The American Energy Act, proposed by the House Republican Conference...
- Open our deep water ocean resources, which will provide an additional three million barrels of oil per day, as well as 76 trillion cubic feet of natural gas, as proposed in H.R. 6108 by Rep. Sue Myrick (R-NC). Rep. John Peterson (R-PA) has also worked tirelessly on this issue.
- Open the Arctic coastal plain, which will provide an additional one million barrels of oil per day, as proposed in H.R. 6107 by Rep. Don Young (R-AK);
- Allow development of our nation’s shale oil resources, which could provide an additional 2.5 million barrels of oil per day, as proposed in H.R. 6138 by Rep. Fred Upton (R-MI);
- Increase the supply of gas at the pump by cutting bureaucratic red tape that essentially blocks construction of new refineries, as proposed in H.R. 6139 by Reps. Heather Wilson (R-NM) and Joe Pitts (R-PA)
- Provide tax incentives for businesses and families that purchase more fuel efficient vehicles, as proposed in H.R. 1618 and H.R. 765 by Reps. Dave Camp (R-MI) and Jerry Weller (R-IL)
- Provide a monetary prize for developing the first economically feasible, super-fuel-efficient vehicle reaching 100 miles-per-gallon, as proposed in H.R. 6384 by Rep. Rob Bishop (R-UT); and
- Provide tax incentives for businesses and homeowners who improve their energy efficiency, as proposed in H.R. 5984 by Reps.
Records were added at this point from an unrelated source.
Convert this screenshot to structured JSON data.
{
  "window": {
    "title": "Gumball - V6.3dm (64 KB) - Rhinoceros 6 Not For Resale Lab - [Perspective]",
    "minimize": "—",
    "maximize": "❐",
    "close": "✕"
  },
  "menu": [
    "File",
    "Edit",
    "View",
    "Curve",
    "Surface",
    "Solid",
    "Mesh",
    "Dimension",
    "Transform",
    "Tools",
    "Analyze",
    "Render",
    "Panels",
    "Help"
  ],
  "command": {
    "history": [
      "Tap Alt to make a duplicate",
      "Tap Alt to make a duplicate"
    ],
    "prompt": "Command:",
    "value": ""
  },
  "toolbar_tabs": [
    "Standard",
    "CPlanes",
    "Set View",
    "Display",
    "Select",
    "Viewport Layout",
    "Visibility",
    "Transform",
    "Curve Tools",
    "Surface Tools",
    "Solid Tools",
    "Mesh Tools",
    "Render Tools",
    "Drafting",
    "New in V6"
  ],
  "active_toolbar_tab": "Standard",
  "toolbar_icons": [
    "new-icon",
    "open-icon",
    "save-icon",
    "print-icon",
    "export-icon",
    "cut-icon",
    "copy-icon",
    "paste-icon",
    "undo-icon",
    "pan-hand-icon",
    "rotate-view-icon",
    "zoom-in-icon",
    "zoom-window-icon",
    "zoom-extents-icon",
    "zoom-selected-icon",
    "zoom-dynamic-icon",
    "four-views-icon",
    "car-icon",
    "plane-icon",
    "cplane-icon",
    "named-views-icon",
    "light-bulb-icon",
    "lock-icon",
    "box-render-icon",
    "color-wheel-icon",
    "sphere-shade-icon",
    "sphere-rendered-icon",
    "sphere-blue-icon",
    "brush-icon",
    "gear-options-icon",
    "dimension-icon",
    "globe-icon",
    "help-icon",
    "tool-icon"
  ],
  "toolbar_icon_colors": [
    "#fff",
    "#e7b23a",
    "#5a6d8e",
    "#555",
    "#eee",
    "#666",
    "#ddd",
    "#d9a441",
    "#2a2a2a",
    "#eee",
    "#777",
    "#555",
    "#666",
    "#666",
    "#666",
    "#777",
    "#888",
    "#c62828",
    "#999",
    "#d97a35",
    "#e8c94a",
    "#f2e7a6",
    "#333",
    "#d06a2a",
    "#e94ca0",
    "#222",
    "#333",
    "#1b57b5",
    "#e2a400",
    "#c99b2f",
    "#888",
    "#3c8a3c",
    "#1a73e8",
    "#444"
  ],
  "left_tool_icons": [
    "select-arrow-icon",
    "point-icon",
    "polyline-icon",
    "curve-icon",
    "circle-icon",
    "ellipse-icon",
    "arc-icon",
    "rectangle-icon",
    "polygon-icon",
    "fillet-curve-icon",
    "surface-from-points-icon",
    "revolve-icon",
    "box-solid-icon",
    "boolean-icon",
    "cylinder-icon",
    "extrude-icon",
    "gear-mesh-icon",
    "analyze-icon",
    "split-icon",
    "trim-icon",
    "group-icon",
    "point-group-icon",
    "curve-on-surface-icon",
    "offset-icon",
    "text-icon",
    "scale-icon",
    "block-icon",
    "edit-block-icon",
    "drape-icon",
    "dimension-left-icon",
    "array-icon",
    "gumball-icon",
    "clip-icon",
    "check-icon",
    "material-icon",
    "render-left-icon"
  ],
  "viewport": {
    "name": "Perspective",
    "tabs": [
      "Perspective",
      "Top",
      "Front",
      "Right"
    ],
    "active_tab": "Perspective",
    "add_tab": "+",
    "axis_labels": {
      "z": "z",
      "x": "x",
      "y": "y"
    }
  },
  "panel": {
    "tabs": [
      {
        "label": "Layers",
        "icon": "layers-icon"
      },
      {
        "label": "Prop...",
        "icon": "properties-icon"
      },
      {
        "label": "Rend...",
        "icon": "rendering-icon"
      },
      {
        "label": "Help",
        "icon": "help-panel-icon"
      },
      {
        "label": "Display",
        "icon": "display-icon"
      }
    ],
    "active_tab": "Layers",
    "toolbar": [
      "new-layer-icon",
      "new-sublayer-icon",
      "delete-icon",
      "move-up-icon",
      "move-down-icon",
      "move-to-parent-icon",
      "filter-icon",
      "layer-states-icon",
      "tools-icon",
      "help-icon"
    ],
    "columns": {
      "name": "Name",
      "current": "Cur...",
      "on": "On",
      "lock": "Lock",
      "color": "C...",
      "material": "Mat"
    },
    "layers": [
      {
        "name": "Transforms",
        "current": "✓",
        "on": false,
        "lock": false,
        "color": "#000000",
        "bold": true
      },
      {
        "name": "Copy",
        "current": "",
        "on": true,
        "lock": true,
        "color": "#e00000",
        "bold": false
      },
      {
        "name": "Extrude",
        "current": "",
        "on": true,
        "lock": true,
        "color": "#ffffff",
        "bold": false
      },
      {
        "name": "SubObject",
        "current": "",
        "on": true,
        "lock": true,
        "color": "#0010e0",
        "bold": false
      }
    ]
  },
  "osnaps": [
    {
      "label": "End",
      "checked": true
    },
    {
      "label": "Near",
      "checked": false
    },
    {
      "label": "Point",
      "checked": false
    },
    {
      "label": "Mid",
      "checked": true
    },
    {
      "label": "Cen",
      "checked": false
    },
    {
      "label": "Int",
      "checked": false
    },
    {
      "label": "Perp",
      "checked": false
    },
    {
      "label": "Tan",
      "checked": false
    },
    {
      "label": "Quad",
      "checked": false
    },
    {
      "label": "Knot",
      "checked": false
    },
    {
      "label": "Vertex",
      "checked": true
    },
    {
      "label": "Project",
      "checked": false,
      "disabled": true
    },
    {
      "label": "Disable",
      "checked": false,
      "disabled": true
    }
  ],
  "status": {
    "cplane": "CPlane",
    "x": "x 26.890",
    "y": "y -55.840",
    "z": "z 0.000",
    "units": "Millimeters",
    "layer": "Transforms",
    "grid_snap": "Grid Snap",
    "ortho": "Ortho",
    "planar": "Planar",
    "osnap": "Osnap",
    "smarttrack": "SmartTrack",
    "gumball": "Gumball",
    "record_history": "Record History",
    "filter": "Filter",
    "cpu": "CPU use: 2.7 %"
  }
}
Roscoe Bartlett (R-MD), Phil English (R-PA), and Zach Wamp (R-TN), and in H.R. 778 by Rep. Jerry Weller (R-IL). l
- Spur the development of alternative fuels through government contracting by repealing the “Section 526” prohibition on government purchasing of alternative energy and promoting coal-to-liquids technology, as proposed in H.R. 5656 by Rep. Jeb Hensarling (R-TX), in H.R. 6384 by Rob Bishop (R-UT), and in H.R. 2208 by Rep. John Shimkus (R-IL);
- Establish a renewable energy trust fund using revenues generated by exploration in the deep ocean and on the Arctic coastal plain, as proposed by Rep. Devin Nunes (R-CA);
- Permanently extend the tax credit for alternative energy production, including wind, solar and hydrogen, as proposed in H.R. 2652 by Rep. Phil English (R-PA) and in H.R. 5984 by Rep. Roscoe Bartlett (R-MD); and
- Eliminate barriers to the expansion of emission-free nuclear power production, as proposed in H.R. 6384 by Rep. Rob Bishop (R-UT).